11. April 2017 Update Immunonkologie beim NSCLC: Kombinationstherapie mit Checkpointinhibitoren

Pneumologen und Onkologen diskutierten in Stuttgart beim Kongress der Deutschen Gesellschaft für Pneumologie und Beatmungsmedizin über die Einsatzmöglichkeiten der Immuntherapie beim NSCLC in der Zweit- und auch in der Erstlinientherapie. Dr. Wilfried Eberhardt, Essen, beschrieb die Chancen der Immuntherapie bei Lungenkarzinomen so: „Wir sehen, dass wir mit der Immuntherapie vielleicht langfristige Remissionen erreichen können.“
Seit 2015 etablierten sich Checkpointinhibitoren in der Zweitlinientherapie des NSCLC, beschrieb Sylvia Gütz, Leipzig, die Entwicklung der Immuntherapie bei nicht-kleinzelligen Lungenkarzinomen: „Seit 2017 hat diese Therapie die Chemotherapie für besondere Patientengruppen – PD-L1-Hochexprimierer – verdrängt.“

Prof. Martin Kohlhäufl, Gerlingen, beschrieb die PD1-Checkpointinhibitoren als neuen Zweitlinien-Standard beim NSCLC. „Der Großteil der Adenokarzinom-Patienten profitiert derzeit nicht von zielgerichteten Therapien.“ Etwa 85% der Patienten tragen laut Kohlhäufl keine nachgewiesenen therapierbaren Mutationen. Die Diskussion um die Expression von PD-L1 als prädiktiven Marker für die Therapieentscheidung bleibt weiter offen. Kohlhäufl betonte, dass in den Studien mit Nivolumab, z.B. in der Studie CheckMate 057 (Nivolumab versus Docetaxel) auch PD-L1-negative Patienten profitieren (1). In Subgruppenanalysen dieser Studie hatte sich auch gezeigt, dass das Ansprechen auf die Immuntherapie keine Frage des Alters ist: „Jüngere und Ältere profitieren“, erläuterte Kohlhäufl (2).

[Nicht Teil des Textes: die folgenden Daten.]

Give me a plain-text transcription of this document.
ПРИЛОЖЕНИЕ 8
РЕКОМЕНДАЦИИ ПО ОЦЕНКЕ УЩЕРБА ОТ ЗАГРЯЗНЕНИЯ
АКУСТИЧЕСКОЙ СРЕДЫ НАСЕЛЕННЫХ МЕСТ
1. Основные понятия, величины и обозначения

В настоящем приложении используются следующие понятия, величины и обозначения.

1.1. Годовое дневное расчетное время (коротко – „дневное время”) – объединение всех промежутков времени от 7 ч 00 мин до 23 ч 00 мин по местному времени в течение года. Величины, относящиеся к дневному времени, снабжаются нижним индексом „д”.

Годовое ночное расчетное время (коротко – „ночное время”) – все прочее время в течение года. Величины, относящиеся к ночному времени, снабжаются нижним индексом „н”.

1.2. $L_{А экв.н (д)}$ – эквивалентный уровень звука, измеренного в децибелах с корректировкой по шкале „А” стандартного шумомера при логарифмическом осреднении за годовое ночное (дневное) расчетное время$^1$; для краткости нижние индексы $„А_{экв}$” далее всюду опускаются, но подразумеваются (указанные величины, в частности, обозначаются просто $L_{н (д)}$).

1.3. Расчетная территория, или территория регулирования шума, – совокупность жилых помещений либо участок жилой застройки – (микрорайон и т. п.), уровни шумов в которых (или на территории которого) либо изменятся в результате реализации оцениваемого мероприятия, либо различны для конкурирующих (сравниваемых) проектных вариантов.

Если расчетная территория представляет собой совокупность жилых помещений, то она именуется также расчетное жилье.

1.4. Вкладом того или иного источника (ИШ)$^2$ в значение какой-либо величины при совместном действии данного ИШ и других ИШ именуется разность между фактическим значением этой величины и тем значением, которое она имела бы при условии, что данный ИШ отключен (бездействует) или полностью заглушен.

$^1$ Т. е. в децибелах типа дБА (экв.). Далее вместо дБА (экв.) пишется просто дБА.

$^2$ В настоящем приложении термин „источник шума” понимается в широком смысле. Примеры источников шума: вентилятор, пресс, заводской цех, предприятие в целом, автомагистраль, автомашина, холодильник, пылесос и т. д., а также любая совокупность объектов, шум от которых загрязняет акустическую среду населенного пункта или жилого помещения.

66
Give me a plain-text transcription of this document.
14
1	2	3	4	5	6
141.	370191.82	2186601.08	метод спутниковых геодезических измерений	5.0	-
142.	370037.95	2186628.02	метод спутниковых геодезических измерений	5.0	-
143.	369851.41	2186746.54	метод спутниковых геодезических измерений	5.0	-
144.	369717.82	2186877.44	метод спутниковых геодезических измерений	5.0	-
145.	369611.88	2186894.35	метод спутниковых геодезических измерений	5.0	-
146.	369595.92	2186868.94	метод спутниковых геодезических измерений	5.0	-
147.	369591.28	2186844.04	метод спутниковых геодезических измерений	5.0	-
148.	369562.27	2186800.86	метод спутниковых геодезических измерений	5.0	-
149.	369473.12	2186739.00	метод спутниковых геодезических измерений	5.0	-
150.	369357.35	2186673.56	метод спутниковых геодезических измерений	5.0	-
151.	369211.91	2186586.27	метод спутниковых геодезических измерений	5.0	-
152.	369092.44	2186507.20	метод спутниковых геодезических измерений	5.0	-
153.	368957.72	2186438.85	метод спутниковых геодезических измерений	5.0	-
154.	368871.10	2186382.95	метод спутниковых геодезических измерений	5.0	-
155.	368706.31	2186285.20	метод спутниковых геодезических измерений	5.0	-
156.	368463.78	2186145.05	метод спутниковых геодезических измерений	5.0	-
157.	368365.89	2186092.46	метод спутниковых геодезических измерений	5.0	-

Prof. Frank Griesinger, Oldenburg, beschrieb den Therapiealltag in der Pneumologie: „Wir haben die Immuntherapie als 5. Säule der Therapie bei Lungenkarzinomen.“ In der Firstline sei es wichtig, die Patienten nach dem Ansprechen in Studien nach PD-L1 zu stratifizieren. Aber auch die Ergebnisse der Firstline-Studie Checkmate 026 (Nivolumab versus Platin-Doublette) unterstreichen laut Griesinger den Stellenwert der Immuntherapie gegenüber der Kombinations-Chemotherapie. „Bei fast 70% der Patienten ist die Immuntherapie genauso wirksam, aber weniger toxisch“ (3).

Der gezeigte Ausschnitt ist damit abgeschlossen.